Money is not always a primary engagement driver for employees — although the perception of unfairness or an organizational caste system (in which there are clear “haves” and “have nots”) is certain to lead to disengagement. Purpose, however, is an engagement driver. Indeed, organizations that build their cultures around purpose generally have higher levels of engagement than those that don't.

These companies are in on a powerful secret: Companies that know their own purpose, values, vision, and strategic plan (their “line of sight”), and that believe in corporate social responsibility, are better positioned to win over the hearts and minds of their employees.
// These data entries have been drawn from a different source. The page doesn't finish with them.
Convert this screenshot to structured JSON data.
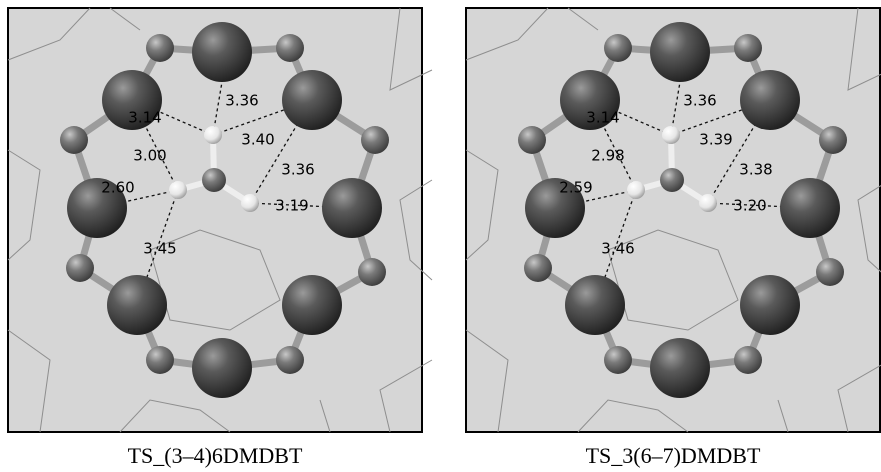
{
  "panels": [
    {
      "caption": "TS_(3–4)6DMDBT",
      "distances": [
        "3.14",
        "3.36",
        "3.40",
        "3.00",
        "3.36",
        "2.60",
        "3.19",
        "3.45"
      ]
    },
    {
      "caption": "TS_3(6–7)DMDBT",
      "distances": [
        "3.14",
        "3.36",
        "3.39",
        "2.98",
        "3.38",
        "2.59",
        "3.20",
        "3.46"
      ]
    }
  ]
}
And not surprisingly, employees who are duly won over are significantly more likely to be engaged.

As a shining example of employee engagement, the Four Seasons hotel is renowned for its service culture. This is underscored by its mission statement, which includes the following components:

  • What we believe: Our greatest asset, and the key to our success, is our people. We believe that each of us needs a sense of dignity, pride, and satisfaction in what we do. Because satisfying our guests depends on the united efforts of many, we are most effective when we work together cooperatively, respecting each other's contribution and importance.
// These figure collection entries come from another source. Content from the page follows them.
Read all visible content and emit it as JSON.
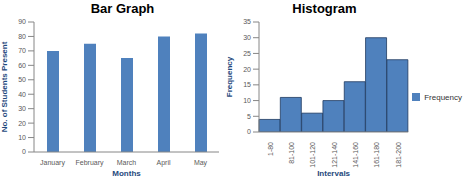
{
  "chart_data": [
    {
      "type": "bar",
      "title": "Bar Graph",
      "x_label": "Months",
      "y_label": "No. of Students Present",
      "categories": [
        "January",
        "February",
        "March",
        "April",
        "May"
      ],
      "values": [
        70,
        75,
        65,
        80,
        82
      ],
      "color": "#4f81bd",
      "ylim": [
        0,
        90
      ],
      "yticks": [
        0,
        10,
        20,
        30,
        40,
        50,
        60,
        70,
        80,
        90
      ],
      "grid": false
    },
    {
      "type": "histogram",
      "title": "Histogram",
      "x_label": "Intervals",
      "y_label": "Frequency",
      "categories": [
        "1-80",
        "81-100",
        "101-120",
        "121-140",
        "141-160",
        "161-180",
        "181-200"
      ],
      "series": [
        {
          "name": "Frequency",
          "color": "#4f81bd",
          "values": [
            4,
            11,
            6,
            10,
            16,
            30,
            23
          ]
        }
      ],
      "ylim": [
        0,
        35
      ],
      "yticks": [
        0,
        5,
        10,
        15,
        20,
        25,
        30,
        35
      ],
      "grid": false,
      "legend": "right"
    }
  ]
}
  • How we behave: We demonstrate our beliefs most meaningfully in the way we treat each other and by the example we set for one another. In all our interactions with our guests, customers, business associates, and colleagues, we seek to deal with others as we would have them deal with us.

In other words, the Four Seasons has been very successful in building a “line of sight” between its mission statement and the behaviors of its employees.
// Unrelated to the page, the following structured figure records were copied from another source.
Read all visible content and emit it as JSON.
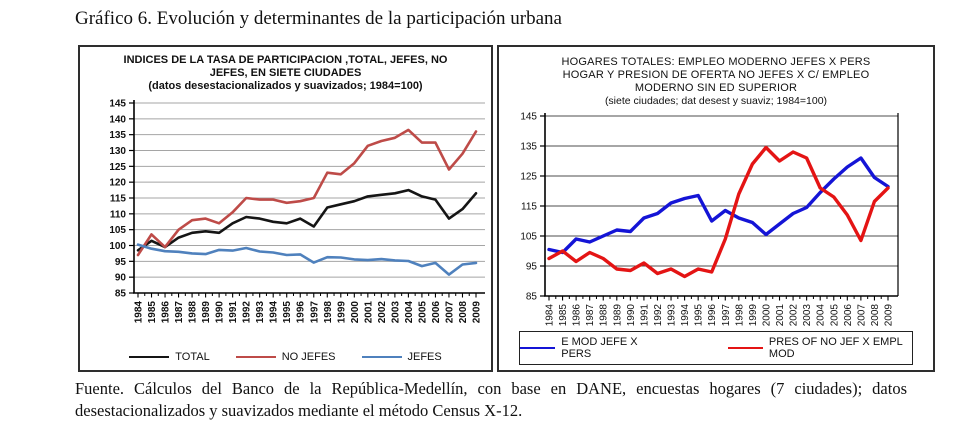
{
  "page_title": "Gráfico 6. Evolución y determinantes de la participación urbana",
  "caption": "Fuente. Cálculos del Banco de la República-Medellín, con base en DANE, encuestas hogares (7 ciudades); datos desestacionalizados y suavizados mediante el método Census X-12.",
  "chart_data": [
    {
      "type": "line",
      "name": "participation-indices",
      "title": "INDICES DE LA TASA DE PARTICIPACION ,TOTAL, JEFES, NO JEFES, EN SIETE CIUDADES",
      "title_lines": [
        "INDICES DE LA TASA DE PARTICIPACION ,TOTAL, JEFES, NO",
        "JEFES, EN SIETE CIUDADES"
      ],
      "subtitle": "(datos desestacionalizados y suavizados; 1984=100)",
      "categories": [
        "1984",
        "1985",
        "1986",
        "1987",
        "1988",
        "1989",
        "1990",
        "1991",
        "1992",
        "1993",
        "1994",
        "1995",
        "1996",
        "1997",
        "1998",
        "1999",
        "2000",
        "2001",
        "2002",
        "2003",
        "2004",
        "2005",
        "2006",
        "2007",
        "2008",
        "2009"
      ],
      "ylim": [
        85,
        145
      ],
      "ytick_step": 5,
      "grid": true,
      "legend_position": "bottom",
      "series": [
        {
          "name": "TOTAL",
          "color": "#151515",
          "values": [
            98.5,
            101.5,
            99.5,
            102.5,
            104,
            104.5,
            104,
            107,
            109,
            108.5,
            107.5,
            107,
            108.5,
            106,
            112,
            113,
            114,
            115.5,
            116,
            116.5,
            117.5,
            115.5,
            114.5,
            108.5,
            111.5,
            116.5
          ]
        },
        {
          "name": "NO JEFES",
          "color": "#BE4B48",
          "values": [
            97,
            103.5,
            99.5,
            105,
            108,
            108.5,
            107,
            110.5,
            115,
            114.5,
            114.5,
            113.5,
            114,
            115,
            123,
            122.5,
            126,
            131.5,
            133,
            134,
            136.5,
            132.5,
            132.5,
            124,
            129,
            136
          ]
        },
        {
          "name": "JEFES",
          "color": "#4F81BD",
          "values": [
            100.3,
            99,
            98.2,
            98,
            97.5,
            97.3,
            98.6,
            98.4,
            99.2,
            98.1,
            97.8,
            97,
            97.2,
            94.6,
            96.3,
            96.2,
            95.6,
            95.4,
            95.7,
            95.3,
            95.1,
            93.5,
            94.5,
            90.8,
            94,
            94.5
          ]
        }
      ]
    },
    {
      "type": "line",
      "name": "modern-employment-pressure",
      "title": "HOGARES TOTALES: EMPLEO MODERNO JEFES X PERS HOGAR Y PRESION DE OFERTA NO JEFES X C/ EMPLEO MODERNO SIN ED SUPERIOR",
      "title_lines": [
        "HOGARES TOTALES:  EMPLEO MODERNO JEFES X PERS",
        "HOGAR Y PRESION  DE OFERTA NO JEFES X C/ EMPLEO",
        "MODERNO SIN ED SUPERIOR"
      ],
      "subtitle": "(siete ciudades; dat desest y suaviz; 1984=100)",
      "categories": [
        "1984",
        "1985",
        "1986",
        "1987",
        "1988",
        "1989",
        "1990",
        "1991",
        "1992",
        "1993",
        "1994",
        "1995",
        "1996",
        "1997",
        "1998",
        "1999",
        "2000",
        "2001",
        "2002",
        "2003",
        "2004",
        "2005",
        "2006",
        "2007",
        "2008",
        "2009"
      ],
      "ylim": [
        85,
        145
      ],
      "ytick_step": 10,
      "grid": true,
      "legend_position": "bottom-boxed",
      "series": [
        {
          "name": "E MOD JEFE X PERS",
          "color": "#1414D6",
          "values": [
            100.5,
            99.5,
            104,
            103,
            105,
            107,
            106.5,
            111,
            112.5,
            116,
            117.5,
            118.5,
            110,
            113.5,
            111,
            109.5,
            105.5,
            109,
            112.5,
            114.5,
            119.5,
            124,
            128,
            131,
            124.5,
            121.5
          ]
        },
        {
          "name": "PRES OF NO JEF X EMPL MOD",
          "color": "#E41414",
          "values": [
            97.5,
            100,
            96.5,
            99.5,
            97.5,
            94,
            93.5,
            96,
            92.5,
            94,
            91.5,
            94,
            93,
            104,
            119,
            129,
            134.5,
            130,
            133,
            131,
            121,
            118,
            112,
            103.5,
            116.5,
            121
          ]
        }
      ]
    }
  ]
}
For organizations to develop a “line of sight,” they must answer the following questions:

  • Why do we exist (purpose)?

  • Who are we (values)?

  • Where are we going (vision)?

  • How will we get there (strategic plan)?

In addition, organizations must assess how they are doing — in other words, develop a scorecard of sorts.

How does building this “line of sight” boost engagement? Simple. It all has to do with aligning your organization with its purpose. When people care deeply about something, or are invested in an activity, cause, or job — intellectually and emotionally — they're generally more passionate about the outcome than when they are not invested.

If you don't believe me, consider people who donate their time to their community food kitchen, their church, local youth sports organizations, or charities. Do they get paid? No. So, why do they do it? Why do they invest time and energy in something that doesn't pay the mortgage? They do it because it has a purpose. It's a higher calling.

As an aside, just as it's important to create a company-level line of sight, it's also critical to create a personal-level one — that is, to help individuals develop a clear picture of where they are today in their careers and where they're going. You want employees to understand the company's strategic plan, and to know where they fit in that plan.